Uncertainty marks the financial market in Argentina. Although it has managed to reduce inflation, the other great ghost of the South American country, the price of the dollar against the peso, began to generate instability in recent days. Despite its insistence that today a scheme of free exchange rate, the Ultra administration decided to intervene in the market to stop the rise in the price of the US currency and its possible impact on the inflationary index. The Minister of Economy, Luis Caputo, accused the banks of not supporting government measures.
Since in April and established a flotation scheme between bands (between 1,000 and 1,400 pesos per dollar), Milei opted to bring the price of the currency to the minimum floor. The apparent initial success was drained in the last month, when the price of the dollar increased by 10% in pesos. This week the 1,300 pesos showed, its maximum since the end of the stocks.
Minister Caputo charged the banks for the fall of the peso against the dollar and argued that it was due to an excess of liquidity and a decrease in the interest rates that he pressed on the exchange rate. Behind the conflict is a decision of the government itself, taken as part of the agreement with which the International Monetary Fund (IMF) granted him.
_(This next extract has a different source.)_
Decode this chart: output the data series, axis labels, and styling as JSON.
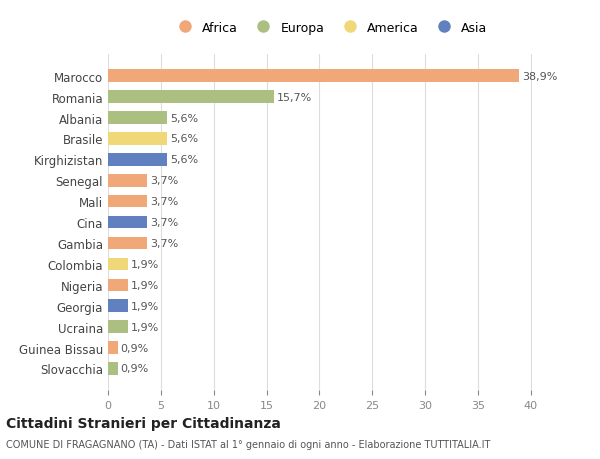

Last week, the government canceled the fiscal letters (Lefi), a financial instrument that had launched the national treasure to absorb the surpluses of weights and limit the effects of the monetary issuance. The measure implied the disarmament of a stock of 15.5 billion pesos held by public and private banks. “The Lefi were supposed to be exchanged for Lecap. But the banks, fearful of losing daily liquidity, did not go with everything and preferred to make numerals,” he said, this Tuesday night. From the mass of pesos at stake, only one third ended sterilized through the capitalizable letters (LECAP), as the government intended, while almost 10 billion ended up as a circulating, pressed on the offer of dollars and, therefore, they pushed the exchange rate rise. It is an amount equivalent to 25% of the monetary base.
To neutralize that liquidity and block its turnaround to the dollar, the Government announced the surprise and not planned emission of new treasury debt titles, in pesos already short term. “The priority was always, is and will not be pesos, in order to consolidate the disinflation process that we are traveling,” said Minister Caputo.
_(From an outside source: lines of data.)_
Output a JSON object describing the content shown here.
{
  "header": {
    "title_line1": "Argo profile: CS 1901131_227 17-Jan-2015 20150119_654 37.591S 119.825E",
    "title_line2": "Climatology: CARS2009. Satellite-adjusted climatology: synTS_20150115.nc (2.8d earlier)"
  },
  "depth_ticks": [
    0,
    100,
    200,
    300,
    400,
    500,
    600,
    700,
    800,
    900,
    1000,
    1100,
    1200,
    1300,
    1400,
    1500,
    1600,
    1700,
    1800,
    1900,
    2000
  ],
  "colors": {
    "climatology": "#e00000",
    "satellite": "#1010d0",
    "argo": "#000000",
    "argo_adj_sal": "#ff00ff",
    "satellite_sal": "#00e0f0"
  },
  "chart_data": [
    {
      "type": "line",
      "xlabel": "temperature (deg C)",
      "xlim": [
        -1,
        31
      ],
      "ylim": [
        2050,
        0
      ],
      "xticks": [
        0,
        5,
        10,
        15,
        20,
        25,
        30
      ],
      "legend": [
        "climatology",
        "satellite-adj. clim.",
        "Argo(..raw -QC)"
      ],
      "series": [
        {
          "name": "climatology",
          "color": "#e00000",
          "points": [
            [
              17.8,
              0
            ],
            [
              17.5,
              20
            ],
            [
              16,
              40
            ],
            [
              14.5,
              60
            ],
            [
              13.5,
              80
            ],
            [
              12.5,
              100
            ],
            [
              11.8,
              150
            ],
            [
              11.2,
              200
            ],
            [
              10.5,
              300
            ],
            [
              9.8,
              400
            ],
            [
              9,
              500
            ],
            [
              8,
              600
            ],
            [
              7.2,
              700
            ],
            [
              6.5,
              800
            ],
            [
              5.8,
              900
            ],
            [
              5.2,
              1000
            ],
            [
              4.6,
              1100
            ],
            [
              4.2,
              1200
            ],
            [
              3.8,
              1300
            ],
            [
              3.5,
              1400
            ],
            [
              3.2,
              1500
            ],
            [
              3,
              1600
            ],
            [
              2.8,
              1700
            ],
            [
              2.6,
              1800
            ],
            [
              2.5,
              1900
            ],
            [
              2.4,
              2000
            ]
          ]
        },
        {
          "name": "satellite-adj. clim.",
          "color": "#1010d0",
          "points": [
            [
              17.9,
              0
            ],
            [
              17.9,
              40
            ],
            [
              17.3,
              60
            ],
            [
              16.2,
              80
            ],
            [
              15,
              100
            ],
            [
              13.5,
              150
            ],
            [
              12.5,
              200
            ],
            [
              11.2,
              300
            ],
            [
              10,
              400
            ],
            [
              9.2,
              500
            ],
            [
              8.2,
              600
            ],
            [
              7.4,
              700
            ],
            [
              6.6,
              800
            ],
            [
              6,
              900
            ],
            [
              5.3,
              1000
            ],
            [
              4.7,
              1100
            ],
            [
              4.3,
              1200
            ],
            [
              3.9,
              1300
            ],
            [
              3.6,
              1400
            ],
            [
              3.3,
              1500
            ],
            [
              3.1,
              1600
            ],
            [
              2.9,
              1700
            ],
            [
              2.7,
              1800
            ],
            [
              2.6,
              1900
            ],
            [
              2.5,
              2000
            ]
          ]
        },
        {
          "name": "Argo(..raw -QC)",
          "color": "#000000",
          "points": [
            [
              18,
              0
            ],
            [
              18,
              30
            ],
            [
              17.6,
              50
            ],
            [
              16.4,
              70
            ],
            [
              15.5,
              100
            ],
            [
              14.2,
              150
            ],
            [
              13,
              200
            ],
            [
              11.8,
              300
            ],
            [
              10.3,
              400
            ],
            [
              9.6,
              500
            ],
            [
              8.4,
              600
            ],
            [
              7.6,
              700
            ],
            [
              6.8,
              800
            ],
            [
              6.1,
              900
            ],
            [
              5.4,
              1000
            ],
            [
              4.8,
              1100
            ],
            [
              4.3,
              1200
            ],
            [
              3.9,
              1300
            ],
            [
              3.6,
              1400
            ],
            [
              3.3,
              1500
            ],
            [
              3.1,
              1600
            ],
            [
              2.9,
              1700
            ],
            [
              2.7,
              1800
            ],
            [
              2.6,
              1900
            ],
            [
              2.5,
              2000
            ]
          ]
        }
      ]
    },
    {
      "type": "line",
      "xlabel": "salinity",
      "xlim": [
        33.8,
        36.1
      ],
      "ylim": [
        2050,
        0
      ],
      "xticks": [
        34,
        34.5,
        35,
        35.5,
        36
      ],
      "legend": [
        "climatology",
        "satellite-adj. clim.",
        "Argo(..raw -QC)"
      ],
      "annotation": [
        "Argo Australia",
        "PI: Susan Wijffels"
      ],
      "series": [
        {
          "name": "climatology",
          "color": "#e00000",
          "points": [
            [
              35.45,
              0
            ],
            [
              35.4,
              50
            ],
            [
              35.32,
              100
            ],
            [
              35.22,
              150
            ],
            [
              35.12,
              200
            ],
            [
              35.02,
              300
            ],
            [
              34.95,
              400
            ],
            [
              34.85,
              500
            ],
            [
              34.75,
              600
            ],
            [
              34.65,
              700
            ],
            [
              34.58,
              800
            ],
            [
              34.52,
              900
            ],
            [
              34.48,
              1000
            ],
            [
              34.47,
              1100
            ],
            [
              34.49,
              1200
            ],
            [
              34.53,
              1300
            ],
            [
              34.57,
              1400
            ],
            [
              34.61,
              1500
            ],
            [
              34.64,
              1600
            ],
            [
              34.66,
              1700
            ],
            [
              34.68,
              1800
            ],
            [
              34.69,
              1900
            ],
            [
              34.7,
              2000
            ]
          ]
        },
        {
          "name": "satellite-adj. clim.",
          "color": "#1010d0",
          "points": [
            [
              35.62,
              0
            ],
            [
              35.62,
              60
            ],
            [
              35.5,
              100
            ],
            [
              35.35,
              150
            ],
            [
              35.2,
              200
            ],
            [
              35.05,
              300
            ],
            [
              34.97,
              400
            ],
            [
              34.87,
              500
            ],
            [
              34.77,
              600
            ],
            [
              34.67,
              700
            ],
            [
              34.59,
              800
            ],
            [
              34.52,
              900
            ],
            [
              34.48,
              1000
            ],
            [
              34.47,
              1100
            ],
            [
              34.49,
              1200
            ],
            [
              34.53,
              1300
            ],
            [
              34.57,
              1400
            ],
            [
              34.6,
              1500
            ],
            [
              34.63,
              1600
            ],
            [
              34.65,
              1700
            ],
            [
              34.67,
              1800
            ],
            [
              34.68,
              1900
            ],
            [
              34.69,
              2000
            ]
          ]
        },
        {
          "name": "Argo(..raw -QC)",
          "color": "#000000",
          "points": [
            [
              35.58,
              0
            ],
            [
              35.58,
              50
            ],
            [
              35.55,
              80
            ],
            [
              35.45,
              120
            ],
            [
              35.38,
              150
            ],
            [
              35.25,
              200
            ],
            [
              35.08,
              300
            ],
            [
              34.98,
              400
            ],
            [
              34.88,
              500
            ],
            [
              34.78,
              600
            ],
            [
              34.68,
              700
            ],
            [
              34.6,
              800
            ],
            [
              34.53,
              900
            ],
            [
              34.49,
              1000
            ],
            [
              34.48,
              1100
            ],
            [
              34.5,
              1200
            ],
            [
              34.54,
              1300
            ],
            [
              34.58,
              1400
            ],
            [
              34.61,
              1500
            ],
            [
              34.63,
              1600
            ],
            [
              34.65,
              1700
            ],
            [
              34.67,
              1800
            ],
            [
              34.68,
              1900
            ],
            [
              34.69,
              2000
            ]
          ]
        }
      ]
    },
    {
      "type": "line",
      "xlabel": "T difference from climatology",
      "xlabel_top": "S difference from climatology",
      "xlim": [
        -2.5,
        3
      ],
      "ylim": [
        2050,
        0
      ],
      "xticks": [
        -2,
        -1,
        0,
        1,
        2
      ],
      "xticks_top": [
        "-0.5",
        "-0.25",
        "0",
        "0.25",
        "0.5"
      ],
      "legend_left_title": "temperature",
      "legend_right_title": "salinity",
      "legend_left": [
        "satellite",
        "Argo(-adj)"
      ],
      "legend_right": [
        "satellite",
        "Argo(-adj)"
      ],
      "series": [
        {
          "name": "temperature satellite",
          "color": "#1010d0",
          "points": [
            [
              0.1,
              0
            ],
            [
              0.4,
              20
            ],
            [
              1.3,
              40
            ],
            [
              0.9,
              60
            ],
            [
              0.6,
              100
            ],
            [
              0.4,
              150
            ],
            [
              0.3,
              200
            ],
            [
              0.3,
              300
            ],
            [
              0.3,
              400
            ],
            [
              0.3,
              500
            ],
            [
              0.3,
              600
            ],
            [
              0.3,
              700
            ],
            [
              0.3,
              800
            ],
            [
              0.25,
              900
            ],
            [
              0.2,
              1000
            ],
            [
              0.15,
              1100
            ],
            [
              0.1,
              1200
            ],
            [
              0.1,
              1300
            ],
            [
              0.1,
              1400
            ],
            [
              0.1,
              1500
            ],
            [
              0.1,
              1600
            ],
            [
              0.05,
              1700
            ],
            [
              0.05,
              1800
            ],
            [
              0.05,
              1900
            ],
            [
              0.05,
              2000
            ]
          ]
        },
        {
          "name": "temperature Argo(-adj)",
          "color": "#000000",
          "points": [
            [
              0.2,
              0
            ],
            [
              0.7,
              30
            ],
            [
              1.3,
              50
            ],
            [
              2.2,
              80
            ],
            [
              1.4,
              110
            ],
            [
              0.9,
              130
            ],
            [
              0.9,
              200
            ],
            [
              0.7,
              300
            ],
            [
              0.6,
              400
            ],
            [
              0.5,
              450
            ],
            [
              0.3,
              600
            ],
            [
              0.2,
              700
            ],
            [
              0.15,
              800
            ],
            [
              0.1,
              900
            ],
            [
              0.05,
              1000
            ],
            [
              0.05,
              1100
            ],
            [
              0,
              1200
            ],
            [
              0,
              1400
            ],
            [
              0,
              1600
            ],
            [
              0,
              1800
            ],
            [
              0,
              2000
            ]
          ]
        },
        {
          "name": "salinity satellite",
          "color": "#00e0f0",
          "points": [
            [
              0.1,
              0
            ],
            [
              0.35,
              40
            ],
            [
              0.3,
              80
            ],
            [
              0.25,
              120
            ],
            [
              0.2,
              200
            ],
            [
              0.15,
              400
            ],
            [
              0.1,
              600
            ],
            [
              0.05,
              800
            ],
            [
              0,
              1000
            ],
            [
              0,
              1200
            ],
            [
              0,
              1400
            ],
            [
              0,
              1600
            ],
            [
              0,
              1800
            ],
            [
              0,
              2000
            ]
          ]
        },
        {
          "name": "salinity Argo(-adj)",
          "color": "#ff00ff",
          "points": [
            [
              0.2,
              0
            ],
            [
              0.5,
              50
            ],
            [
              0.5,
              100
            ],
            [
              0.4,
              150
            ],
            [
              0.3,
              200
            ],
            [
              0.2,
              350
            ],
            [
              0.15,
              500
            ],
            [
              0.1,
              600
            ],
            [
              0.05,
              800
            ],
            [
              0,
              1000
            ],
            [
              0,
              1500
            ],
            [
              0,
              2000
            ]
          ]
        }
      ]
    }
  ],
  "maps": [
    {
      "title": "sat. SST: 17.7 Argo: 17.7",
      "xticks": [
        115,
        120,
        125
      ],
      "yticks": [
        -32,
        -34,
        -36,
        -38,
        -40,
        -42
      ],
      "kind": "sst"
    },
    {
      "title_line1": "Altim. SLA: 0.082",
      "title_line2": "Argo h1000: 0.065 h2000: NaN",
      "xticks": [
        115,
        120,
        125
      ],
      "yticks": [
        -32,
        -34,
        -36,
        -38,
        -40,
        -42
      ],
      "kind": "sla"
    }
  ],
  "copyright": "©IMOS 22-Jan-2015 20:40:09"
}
In parallel, the government operated with two other tools on the financial market. To raise rates in pesos, the Central Bank (BCRA) offered the banks of title pass operations (known as “Repo”) with interest close to 30% for one day placements. On the other hand, he intervened in the term market with the sale of future dollar contracts, to lower expectations about drift in the price of the currency. According to private estimates, he did it for 2.7 billion dollars. Economy spokesmen argued that it was not an intervention – a bad word for Milei – in the change market, but the use of monetary policy instruments.
The government measures battery achieved the short -term objective and stopped the fall of the local currency. The price of the dollar, which a month ago was 1,160 pesos and had closed this Monday at 1,295 pesos per unit, ended this Wednesday in 1,276 pesos. In the informal market, the dollar blue It stopped in 1,295.
But the context remains complex for the Executive, politically weakened after Congress approved laws that weaken, and economically besieged since a Bank report JP Morgan advised to disarm investments in Argentine pesos. Now, sudden measures weakened both the official discourse on the free flotation of foreign exchange, and the statement that interest rates arise from the dynamics between supply and demand. Moreover, they sowed doubts among investors about the strength and sustainability of President Ultra’s plan.